Liddell is implementing a host of new programs at her district, targeting each drop out and crafting more flexible education plans to get them to graduation.
"Because many times when you have dropped out of school, you are not going back to that bricks and mortar building. You had something go on in your life that you do not want to go back to that high school. So we have put in an innovative approach where you can still get your high school diploma, but you can get it at a community center. You can get it at the Boys and Girls club. You can get it at your local church that has a center set up," Liddell said.
Liddell spoke to a group of education leaders at a dropout prevention summit in Jackson yesterday hosted by MPB.
For 16-year old Hilliard Jones, who attends Murrah High School in Jackson, the school atmosphere and pressure from peers is a big reason he has seen other students drop out.

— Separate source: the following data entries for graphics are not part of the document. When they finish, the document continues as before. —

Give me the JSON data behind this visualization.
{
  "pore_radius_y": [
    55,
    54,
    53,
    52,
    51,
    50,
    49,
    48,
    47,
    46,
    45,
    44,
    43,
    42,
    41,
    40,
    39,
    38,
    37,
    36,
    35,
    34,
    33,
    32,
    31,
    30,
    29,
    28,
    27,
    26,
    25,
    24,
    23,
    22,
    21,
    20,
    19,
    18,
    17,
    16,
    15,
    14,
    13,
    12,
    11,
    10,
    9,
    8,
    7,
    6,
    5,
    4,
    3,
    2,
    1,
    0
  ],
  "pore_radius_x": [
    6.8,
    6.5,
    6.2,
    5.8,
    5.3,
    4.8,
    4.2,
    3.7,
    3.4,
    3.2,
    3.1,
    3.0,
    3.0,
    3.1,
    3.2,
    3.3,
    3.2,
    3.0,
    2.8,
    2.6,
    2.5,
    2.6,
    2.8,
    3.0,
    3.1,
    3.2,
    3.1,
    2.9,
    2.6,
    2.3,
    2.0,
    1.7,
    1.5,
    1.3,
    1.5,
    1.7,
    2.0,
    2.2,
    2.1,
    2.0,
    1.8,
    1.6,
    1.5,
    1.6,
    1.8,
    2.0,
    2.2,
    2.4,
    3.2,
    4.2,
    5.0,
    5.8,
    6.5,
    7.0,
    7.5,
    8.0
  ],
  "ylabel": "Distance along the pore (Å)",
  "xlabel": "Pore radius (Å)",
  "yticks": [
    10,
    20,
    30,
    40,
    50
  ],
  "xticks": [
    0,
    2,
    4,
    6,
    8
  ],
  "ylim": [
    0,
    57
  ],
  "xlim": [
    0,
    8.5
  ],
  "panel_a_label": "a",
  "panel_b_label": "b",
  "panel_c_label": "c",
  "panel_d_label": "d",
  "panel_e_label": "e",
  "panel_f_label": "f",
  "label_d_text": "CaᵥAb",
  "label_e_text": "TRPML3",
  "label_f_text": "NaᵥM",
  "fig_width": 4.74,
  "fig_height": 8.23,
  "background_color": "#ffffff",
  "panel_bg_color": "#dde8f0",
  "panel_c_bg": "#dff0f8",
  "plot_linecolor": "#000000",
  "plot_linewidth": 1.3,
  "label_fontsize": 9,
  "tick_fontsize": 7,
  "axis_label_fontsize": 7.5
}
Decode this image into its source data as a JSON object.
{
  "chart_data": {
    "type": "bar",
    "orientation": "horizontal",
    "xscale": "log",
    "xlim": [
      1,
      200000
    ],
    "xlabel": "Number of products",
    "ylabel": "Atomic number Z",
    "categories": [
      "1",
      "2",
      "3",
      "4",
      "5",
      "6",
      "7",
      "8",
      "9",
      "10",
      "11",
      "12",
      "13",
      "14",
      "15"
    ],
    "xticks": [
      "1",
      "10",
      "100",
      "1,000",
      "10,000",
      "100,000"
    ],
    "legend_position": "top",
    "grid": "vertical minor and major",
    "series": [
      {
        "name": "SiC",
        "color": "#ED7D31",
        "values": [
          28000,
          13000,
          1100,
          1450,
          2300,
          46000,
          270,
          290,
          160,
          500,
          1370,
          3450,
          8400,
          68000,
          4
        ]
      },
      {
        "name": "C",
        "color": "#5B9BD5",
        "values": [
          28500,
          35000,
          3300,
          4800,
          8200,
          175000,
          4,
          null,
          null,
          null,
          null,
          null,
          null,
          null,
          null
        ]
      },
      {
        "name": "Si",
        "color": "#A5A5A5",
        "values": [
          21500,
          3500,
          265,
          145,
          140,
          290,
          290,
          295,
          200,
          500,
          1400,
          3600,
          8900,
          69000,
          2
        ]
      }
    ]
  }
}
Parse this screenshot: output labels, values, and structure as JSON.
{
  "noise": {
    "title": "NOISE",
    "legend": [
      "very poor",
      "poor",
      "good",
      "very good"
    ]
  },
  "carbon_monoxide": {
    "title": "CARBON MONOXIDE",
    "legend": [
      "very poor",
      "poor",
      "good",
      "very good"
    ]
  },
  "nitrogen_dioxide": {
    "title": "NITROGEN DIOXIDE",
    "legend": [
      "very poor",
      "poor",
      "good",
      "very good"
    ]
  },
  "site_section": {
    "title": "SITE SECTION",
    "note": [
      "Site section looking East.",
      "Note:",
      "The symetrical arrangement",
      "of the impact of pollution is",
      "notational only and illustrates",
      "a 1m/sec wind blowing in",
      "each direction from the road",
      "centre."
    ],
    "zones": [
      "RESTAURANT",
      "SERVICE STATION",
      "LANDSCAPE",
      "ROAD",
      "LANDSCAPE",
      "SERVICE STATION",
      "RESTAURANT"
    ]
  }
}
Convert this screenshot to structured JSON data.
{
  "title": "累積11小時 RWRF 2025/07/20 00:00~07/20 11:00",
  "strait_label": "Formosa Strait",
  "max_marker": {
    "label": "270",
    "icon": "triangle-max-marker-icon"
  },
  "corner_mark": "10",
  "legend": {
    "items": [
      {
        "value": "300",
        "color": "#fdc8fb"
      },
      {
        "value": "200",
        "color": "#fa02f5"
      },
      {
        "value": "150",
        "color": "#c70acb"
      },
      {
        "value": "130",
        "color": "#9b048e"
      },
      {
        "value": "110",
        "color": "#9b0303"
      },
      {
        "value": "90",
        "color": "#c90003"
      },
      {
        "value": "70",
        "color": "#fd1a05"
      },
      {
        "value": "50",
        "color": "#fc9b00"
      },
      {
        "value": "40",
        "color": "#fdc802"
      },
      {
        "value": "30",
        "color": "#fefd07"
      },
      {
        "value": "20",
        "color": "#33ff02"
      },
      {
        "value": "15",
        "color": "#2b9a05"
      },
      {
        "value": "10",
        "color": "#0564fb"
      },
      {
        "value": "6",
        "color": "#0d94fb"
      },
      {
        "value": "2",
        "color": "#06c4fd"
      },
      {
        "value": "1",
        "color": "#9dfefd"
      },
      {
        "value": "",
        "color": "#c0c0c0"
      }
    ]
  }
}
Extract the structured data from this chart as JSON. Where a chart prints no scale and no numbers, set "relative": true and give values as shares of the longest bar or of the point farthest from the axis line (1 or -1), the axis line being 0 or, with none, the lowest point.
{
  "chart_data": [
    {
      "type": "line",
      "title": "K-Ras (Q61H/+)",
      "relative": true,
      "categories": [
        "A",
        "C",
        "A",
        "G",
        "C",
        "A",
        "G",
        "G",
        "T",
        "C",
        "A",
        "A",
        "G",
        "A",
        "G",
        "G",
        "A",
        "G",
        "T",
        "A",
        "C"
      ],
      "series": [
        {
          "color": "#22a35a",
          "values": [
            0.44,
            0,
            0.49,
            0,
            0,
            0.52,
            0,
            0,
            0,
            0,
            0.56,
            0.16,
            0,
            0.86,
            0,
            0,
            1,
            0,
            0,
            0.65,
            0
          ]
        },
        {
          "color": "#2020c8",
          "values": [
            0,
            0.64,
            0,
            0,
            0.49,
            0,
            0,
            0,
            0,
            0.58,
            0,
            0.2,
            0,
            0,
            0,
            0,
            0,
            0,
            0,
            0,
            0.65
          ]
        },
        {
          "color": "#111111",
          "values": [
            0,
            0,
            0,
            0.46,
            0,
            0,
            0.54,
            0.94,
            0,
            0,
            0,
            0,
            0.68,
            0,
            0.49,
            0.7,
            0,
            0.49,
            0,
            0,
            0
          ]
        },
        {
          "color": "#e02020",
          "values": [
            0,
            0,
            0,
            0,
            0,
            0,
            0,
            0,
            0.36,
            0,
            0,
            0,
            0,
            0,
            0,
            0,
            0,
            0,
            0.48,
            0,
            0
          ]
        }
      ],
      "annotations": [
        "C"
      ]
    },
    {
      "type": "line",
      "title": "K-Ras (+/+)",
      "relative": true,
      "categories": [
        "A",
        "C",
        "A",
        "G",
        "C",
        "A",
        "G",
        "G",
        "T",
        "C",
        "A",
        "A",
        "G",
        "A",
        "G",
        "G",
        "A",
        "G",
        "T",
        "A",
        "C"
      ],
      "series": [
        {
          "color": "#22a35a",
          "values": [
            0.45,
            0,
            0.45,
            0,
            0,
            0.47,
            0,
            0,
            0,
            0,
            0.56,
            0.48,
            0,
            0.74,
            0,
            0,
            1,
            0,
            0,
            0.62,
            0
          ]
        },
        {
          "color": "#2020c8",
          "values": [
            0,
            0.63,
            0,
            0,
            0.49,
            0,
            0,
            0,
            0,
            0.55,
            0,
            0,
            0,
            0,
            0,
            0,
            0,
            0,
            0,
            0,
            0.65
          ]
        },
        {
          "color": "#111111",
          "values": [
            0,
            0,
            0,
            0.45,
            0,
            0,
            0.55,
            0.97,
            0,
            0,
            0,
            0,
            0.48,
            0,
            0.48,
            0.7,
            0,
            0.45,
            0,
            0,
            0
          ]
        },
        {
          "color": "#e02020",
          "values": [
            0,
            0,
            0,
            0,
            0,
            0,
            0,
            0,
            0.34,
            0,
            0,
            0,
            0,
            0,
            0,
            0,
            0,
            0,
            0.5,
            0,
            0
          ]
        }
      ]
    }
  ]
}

"If you feel unsafe in school and as if there is no one to help you, What option do you see other than to just leave so you can be through with this situation so you can be happy amongst yourself?" Jones said.
Trecina Green with the Mississippi Department of Education says schools should be encouraged and supported to test pilot dropout prevention programs.
"We will be requesting some funds during this upcoming legislative session. Asking for dollars that our school districts will be able to apply for so that they will be able to help kids remain in school," Green said.
Green says one possible program more schools could adopt is allowing students to repeat subject areas where they are weak rather than repeating an entire grade.